At 4.55pm on May 9 at Membley Estate in Kiambu County, Charity Kirigo, 47, hugged her only child, Eric Mwaura, 17, who had an appointment with his doctor at Kenol Hospital in Murang'a County.
"Mama, even God knows you only have me ... I will be back tomorrow morning. Everything will be fine and always remember that you are my other god," she recalls her son telling her.
Mwaura was a Form Four student at Kanunga High School in Kiambu County and while playing football, he had fallen on the pitch on May 7, 2022, spraining his left hand. He was rushed to Kenol Hospital where he underwent surgery for an implant to hold the bone together.
The doctor told him that the plate would be removed after a year. They day for the removal had come and he was on his way to the hospital.
Kirigo says: "A certain hollowness engulfed me as he left our living room and a feeling of nausea attacked me to the point where I felt dizzy.
She says she did not understand the source of the feeling.
"At around 5.30pm I called my son and he immediately picked up... I asked him if he had already boarded a vehicle to Kenol town — a distance of about 32km — and he confirmed that he was on his way in a public service vehicle," she says.
She remembers the last words she heard from her son before he died the next morning: "Mum, stop worrying.

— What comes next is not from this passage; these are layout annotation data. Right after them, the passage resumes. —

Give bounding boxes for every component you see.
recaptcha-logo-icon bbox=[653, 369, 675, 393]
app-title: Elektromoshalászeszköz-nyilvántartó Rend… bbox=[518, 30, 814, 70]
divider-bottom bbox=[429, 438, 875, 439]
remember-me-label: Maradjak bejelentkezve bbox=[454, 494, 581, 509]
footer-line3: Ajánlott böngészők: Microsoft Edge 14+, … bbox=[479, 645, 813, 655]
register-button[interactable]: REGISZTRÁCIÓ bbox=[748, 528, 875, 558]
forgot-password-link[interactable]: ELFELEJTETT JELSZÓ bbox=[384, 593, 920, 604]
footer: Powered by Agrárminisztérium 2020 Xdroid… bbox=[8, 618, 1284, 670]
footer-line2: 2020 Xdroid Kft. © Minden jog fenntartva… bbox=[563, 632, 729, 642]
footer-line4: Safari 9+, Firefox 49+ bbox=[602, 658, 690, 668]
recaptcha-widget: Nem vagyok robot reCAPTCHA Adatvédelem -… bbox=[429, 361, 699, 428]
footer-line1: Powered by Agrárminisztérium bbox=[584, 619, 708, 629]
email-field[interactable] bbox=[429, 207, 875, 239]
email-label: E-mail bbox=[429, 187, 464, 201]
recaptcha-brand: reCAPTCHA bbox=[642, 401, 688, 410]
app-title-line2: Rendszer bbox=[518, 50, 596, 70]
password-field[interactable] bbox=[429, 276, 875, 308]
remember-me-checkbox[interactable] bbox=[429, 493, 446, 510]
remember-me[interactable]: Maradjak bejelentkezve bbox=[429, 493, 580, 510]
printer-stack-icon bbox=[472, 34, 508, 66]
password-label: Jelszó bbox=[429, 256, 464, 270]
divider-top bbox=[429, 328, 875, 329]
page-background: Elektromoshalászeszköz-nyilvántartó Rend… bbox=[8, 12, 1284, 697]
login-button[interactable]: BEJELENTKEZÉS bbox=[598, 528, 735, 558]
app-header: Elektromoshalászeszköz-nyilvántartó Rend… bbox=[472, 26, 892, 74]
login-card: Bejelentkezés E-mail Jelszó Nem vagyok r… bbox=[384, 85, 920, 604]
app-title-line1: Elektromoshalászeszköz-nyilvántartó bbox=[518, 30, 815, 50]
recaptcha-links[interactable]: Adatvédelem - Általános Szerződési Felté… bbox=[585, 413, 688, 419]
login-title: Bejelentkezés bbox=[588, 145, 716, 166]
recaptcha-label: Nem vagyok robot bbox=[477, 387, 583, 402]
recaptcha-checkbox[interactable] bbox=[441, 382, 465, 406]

It hurts to hear you worry. Everything will be fine, it is not my head or my heart they are operating on ... it is just a hand. Trust in God, everything will be fine, see you tomorrow, because my phone is going to die any minute now, the battery is low."
The phone died because later attempts to contact him were unsuccessful. Mwaura died the following day at 9.54am.
"Put yourself in my shoes and imagine that my heart is yours ... You are a woman of 47, your only child is dead and the circumstances are as strange as that death. What would you do?" Kirigo ask Nation.Africa.
The mother's nightmare began at 9am on May 10 as she prepared to collect her son from the hospital.
“The evil had refused to leave me. Before I left, I called my son's phone. It was off. I called his doctor, Mr Amos Wairegi, and after several rings he answered it ... He told me that everything was fine. He asked me where I was and I told him I was leaving the house. He told me to hurry," she recalls.
A few minutes later, as she was driving to the hospital, the doctor called and asked her where she was.
“I replied that I was halfway there. He told me that he had finished operating on my son's hand but there was a problem. It is as if my son had reacted negatively to the medicine and developed breathing difficulties and was on oxygen. I asked what the connection was between a hand and oxygen and I was told to just arrive and it would be explained," she says.
When she arrived, she found about 10 of the hospital employees waiting for her.
“I did not need an explanation, it was written on their faces and I immediately realised that I was the mother of a dead child. The pain ... the shock ... the confusion, and I fainted," she says.
An official incident report from Kenol Hospital, dated May 10, states that "the patient, registered as KHL-30911, underwent the procedure to remove the implant, which had six screws holding it together, under general anaesthesia".
The report adds that the anaesthesia was reversed and the patient was taken to the recovery room, but one hour after the operation he suddenly collapsed and resuscitation efforts were unsuccessful.
“The patient was pronounced dead at 0954 hours on May 10," the report signed by Dr Wairegi concludes.
Kirigo was resuscitated and she called several family members and friends.
An impromptu meeting resolved that the death immediately be treated as suspect and should be investigated.
The group went to the nearby Kenol police station and recorded a complaint. Police took over the matter and went to remove the body from the hospital to Montezuma Monalisa mortuary.
“More pain awaited me since the hospital refused to release the body unless I paid a bill of Sh80,000 that included Sh19, 000 for the anaesthetist,” she laments.
On May 15, Dr Peter Ndegwa conducted a post-mortem on Mwaura’s body and he formed an opinion that the cause of death was acute respiratory failure.
He explained that anaesthesia made Mwaura to secrete excess fluids that flooded his lungs and made him experience difficulty in breathing. He summed up the crisis as “post anaesthesia complications”.
As the search for justice for Mwaura continues, his mother mourns him as “well cultured aspiring architect who made my life worth living, as I worked hard to secure his present and the future”.
Kirigo has sought the services of a lawyer and says she is drafting an official complaint to the medical board.